Privacy International challenged the legality of the general warrants with the IPT, back in May 2014, arguing that such untargeted hacking activities violate Articles 8 and 10 of the European Convention on Human Rights, pertaining to privacy and free speech rights.
However the oversight tribunal rejected those claims in February this year, although the body has a long history of finding in favor of the state agencies it oversees (only last year breaking that pattern, after the Snowden revelations brought closer scrutiny of state security agency activity).
These warrants are also one of the most controversial elements of the draft surveillance legislation, the Investigatory Powers Bill, that the UK government is seeking to get onto the statute books this year.
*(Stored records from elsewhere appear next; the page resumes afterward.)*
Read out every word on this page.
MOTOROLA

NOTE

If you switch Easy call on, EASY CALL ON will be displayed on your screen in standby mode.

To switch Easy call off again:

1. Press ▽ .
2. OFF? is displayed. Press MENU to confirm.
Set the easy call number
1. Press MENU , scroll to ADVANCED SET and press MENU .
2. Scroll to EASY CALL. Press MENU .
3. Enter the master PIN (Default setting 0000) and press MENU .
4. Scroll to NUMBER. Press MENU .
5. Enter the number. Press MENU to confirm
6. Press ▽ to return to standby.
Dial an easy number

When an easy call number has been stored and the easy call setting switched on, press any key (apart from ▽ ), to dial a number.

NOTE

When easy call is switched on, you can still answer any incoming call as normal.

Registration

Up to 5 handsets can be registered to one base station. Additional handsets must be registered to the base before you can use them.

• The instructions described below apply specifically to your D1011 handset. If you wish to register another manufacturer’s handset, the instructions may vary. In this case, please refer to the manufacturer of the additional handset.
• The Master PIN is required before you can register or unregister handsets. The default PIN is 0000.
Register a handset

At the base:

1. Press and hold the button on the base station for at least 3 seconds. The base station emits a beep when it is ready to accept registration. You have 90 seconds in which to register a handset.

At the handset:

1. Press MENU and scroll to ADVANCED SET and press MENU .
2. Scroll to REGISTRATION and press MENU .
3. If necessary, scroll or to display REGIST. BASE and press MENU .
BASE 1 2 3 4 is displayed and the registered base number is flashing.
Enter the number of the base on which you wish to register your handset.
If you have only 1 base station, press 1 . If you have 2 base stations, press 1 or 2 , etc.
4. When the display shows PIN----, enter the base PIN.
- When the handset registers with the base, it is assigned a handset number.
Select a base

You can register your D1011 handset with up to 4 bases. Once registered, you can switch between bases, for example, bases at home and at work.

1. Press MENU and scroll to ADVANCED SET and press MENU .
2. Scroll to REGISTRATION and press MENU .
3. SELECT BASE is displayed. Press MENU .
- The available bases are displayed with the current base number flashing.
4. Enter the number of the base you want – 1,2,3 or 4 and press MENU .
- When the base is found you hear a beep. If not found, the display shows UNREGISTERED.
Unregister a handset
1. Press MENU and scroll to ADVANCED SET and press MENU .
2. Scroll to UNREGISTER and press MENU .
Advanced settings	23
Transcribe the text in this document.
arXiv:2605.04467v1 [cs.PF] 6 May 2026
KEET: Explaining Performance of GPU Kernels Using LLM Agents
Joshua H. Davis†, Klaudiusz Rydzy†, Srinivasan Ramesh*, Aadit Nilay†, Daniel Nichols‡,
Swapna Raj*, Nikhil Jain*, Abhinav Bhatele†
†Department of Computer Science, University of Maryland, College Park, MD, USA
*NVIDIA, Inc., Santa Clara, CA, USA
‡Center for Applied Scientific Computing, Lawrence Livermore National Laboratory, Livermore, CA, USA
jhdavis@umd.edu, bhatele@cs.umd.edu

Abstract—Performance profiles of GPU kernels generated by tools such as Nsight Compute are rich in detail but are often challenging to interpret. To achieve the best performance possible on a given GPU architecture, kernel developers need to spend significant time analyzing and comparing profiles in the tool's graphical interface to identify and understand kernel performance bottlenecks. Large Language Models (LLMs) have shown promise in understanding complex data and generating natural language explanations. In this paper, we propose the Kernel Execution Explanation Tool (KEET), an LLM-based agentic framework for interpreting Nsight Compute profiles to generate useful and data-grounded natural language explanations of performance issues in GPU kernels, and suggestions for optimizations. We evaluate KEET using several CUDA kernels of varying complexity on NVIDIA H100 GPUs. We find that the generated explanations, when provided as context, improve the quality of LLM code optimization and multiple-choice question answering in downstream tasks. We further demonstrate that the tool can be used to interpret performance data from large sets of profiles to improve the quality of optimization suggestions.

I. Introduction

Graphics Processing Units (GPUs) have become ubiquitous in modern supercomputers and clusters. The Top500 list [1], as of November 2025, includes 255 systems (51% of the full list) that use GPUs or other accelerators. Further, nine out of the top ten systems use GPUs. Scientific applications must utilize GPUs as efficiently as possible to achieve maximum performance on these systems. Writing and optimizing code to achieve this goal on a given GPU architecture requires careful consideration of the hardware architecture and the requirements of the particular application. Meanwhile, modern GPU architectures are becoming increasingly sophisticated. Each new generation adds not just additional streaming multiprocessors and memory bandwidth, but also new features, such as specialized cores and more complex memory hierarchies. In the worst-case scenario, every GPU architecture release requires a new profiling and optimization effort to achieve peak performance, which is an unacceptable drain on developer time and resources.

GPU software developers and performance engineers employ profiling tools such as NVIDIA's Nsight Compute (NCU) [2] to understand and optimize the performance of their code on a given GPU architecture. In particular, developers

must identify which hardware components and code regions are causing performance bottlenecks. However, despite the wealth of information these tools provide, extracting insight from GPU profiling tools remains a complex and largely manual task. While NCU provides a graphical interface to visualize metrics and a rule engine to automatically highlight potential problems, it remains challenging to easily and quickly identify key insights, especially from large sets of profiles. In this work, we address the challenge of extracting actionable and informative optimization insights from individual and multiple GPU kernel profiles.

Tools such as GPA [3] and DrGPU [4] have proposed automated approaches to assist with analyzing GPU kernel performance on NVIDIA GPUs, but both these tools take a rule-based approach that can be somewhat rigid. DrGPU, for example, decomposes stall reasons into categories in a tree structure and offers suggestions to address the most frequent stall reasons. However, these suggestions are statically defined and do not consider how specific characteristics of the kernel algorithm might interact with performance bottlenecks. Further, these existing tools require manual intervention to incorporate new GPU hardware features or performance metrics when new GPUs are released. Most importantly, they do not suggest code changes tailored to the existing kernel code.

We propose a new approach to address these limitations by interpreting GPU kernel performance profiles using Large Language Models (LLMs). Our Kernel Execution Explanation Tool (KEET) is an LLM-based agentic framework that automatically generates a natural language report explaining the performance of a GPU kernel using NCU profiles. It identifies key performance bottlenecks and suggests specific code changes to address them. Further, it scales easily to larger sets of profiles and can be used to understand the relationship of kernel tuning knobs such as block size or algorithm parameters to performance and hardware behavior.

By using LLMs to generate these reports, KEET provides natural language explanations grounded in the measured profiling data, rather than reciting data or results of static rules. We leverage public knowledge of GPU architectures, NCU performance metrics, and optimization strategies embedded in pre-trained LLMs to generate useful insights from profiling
Privacy International is by no means the only critic here. Thematic warrants have been targeted by committee members involved in scrutinizing the IP bill. The normally pro-security ISC committee, for example, recommended mass hacking provisions be removed entirely from the bill, saying it had not been provided with “sufficiently compelling evidence” to justify sanctioning such an intrusive capability.
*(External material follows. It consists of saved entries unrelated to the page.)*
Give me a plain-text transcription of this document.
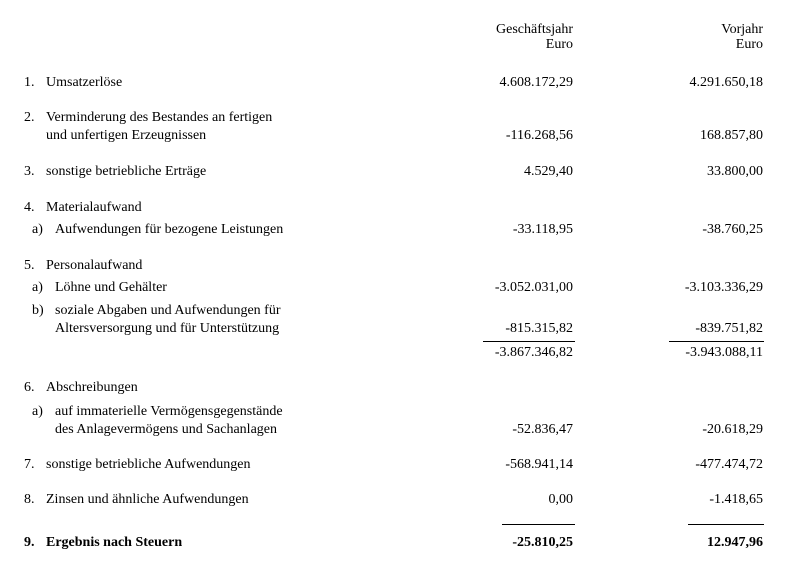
Geschäftsjahr
Euro
Vorjahr
Euro
1. Umsatzerlöse	4.608.172,29	4.291.650,18
2. Verminderung des Bestandes an fertigen
und unfertigen Erzeugnissen	-116.268,56	168.857,80
3. sonstige betriebliche Erträge	4.529,40	33.800,00
4. Materialaufwand
a) Aufwendungen für bezogene Leistungen	-33.118,95	-38.760,25
5. Personalaufwand
a) Löhne und Gehälter	-3.052.031,00	-3.103.336,29
b) soziale Abgaben und Aufwendungen für
Altersversorgung und für Unterstützung	-815.315,82	-839.751,82
-3.867.346,82	-3.943.088,11
6. Abschreibungen
a) auf immaterielle Vermögensgegenstände
des Anlagevermögens und Sachanlagen	-52.836,47	-20.618,29
7. sonstige betriebliche Aufwendungen	-568.941,14	-477.474,72
8. Zinsen und ähnliche Aufwendungen	0,00	-1.418,65
9. Ergebnis nach Steuern	-25.810,25	12.947,96
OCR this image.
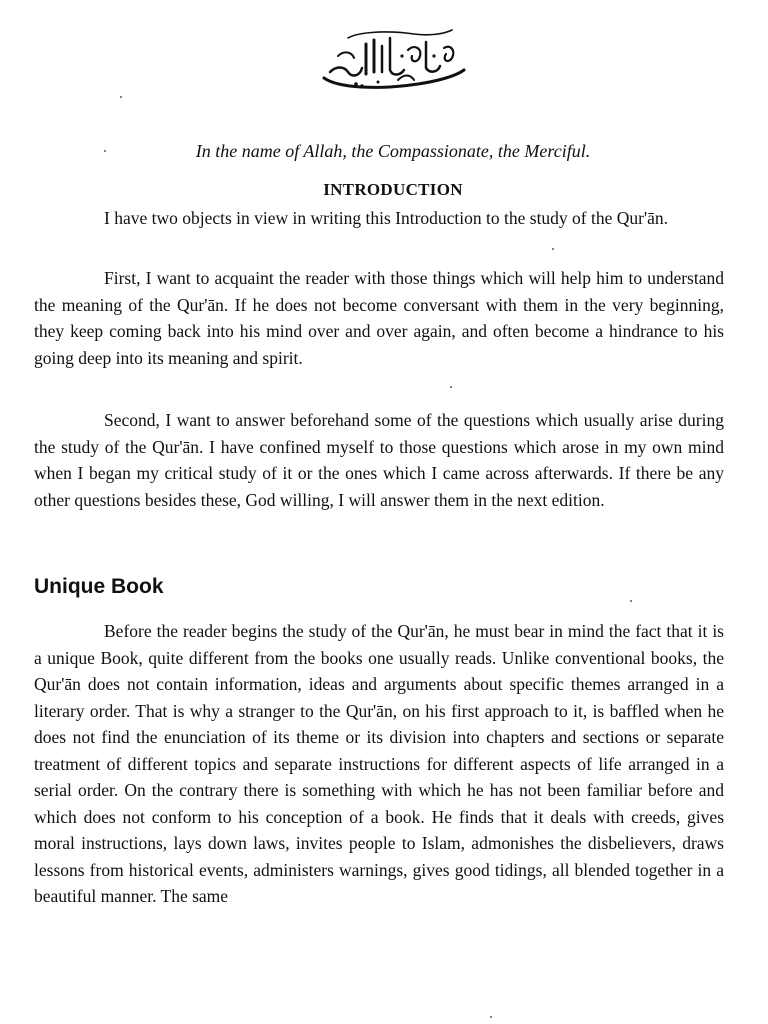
In the name of Allah, the Compassionate, the Merciful.
INTRODUCTION

I have two objects in view in writing this Introduction to the study of the Qur'ān.

First, I want to acquaint the reader with those things which will help him to understand the meaning of the Qur'ān. If he does not become conversant with them in the very beginning, they keep coming back into his mind over and over again, and often become a hindrance to his going deep into its meaning and spirit.

Second, I want to answer beforehand some of the questions which usually arise during the study of the Qur'ān. I have confined myself to those questions which arose in my own mind when I began my critical study of it or the ones which I came across afterwards. If there be any other questions besides these, God willing, I will answer them in the next edition.

Unique Book

Before the reader begins the study of the Qur'ān, he must bear in mind the fact that it is a unique Book, quite different from the books one usually reads. Unlike conventional books, the Qur'ān does not contain information, ideas and arguments about specific themes arranged in a literary order. That is why a stranger to the Qur'ān, on his first approach to it, is baffled when he does not find the enunciation of its theme or its division into chapters and sections or separate treatment of different topics and separate instructions for different aspects of life arranged in a serial order. On the contrary there is something with which he has not been familiar before and which does not conform to his conception of a book. He finds that it deals with creeds, gives moral instructions, lays down laws, invites people to Islam, admonishes the disbelievers, draws lessons from historical events, administers warnings, gives good tidings, all blended together in a beautiful manner. The same
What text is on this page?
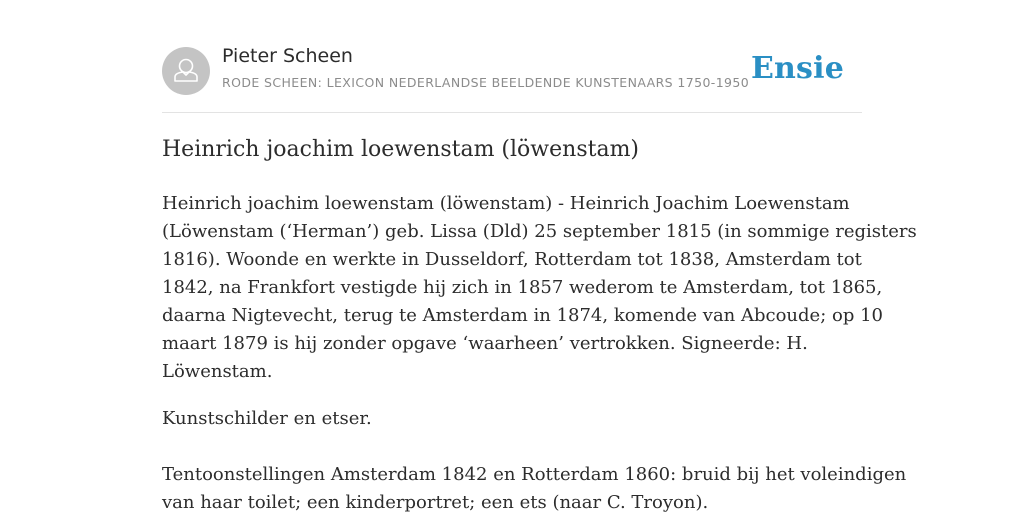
Pieter Scheen
RODE SCHEEN: LEXICON NEDERLANDSE BEELDENDE KUNSTENAARS 1750-1950 Ensie
Heinrich joachim loewenstam (löwenstam)

Heinrich joachim loewenstam (löwenstam) - Heinrich Joachim Loewenstam
(Löwenstam (‘Herman’) geb. Lissa (Dld) 25 september 1815 (in sommige registers
1816). Woonde en werkte in Dusseldorf, Rotterdam tot 1838, Amsterdam tot
1842, na Frankfort vestigde hij zich in 1857 wederom te Amsterdam, tot 1865,
daarna Nigtevecht, terug te Amsterdam in 1874, komende van Abcoude; op 10
maart 1879 is hij zonder opgave ‘waarheen’ vertrokken. Signeerde: H.
Löwenstam.

Kunstschilder en etser.

Tentoonstellingen Amsterdam 1842 en Rotterdam 1860: bruid bij het voleindigen
van haar toilet; een kinderportret; een ets (naar C. Troyon).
Others have also sounded alarm bells over the risks of such intrusive and untargeted powers being enshrined in UK law.
Privacy International is arguing that the IPT’s decision to sanction thematic warrants “fundamentally undermines 250 years of English common law”, as well as also failing to comply with international human rights law.
“The common law is clear that a warrant must target an identified individual or individuals. Parliament is presumed not to have overridden such a profound and fundamental right unless it clearly and expressly states that general warrants are now permissible — which it has not,” it writes today.
Illustrating the potential risks, it notes that bulk warrants coupled with hacking powers enable the government to “log keystrokes, track locations, take covert photographs and videos, and access stored information”, as well as opening up the risk of security holes being created by state agencies that can then be exploited by criminals or other actors in future.
“Hacking can also be used to corrupt files, plant or delete documents and data, or send fake communications from a device. These techniques can be mobilised against entire networks, comprising the devices of large groups of people,” it adds.
Back in January, Home Secretary Theresa May was questioned by a joint select committee on the purpose of thematic warrants — and she claimed they are not intended to target broad swathes of the population but rather intended to be used in circumstances when state agencies are investigating a fast-moving group criminal activity.
“The purpose of the thematic warrant is for example circumstances in which perhaps there’s a kidnap, there’s perhaps a threat to life, and there’s only certain information available and it’s necessary because of the pace at which something is developing to be able to identify the group of people who are involved with that particular criminal activity as being within the thematic warrant,” she said in January.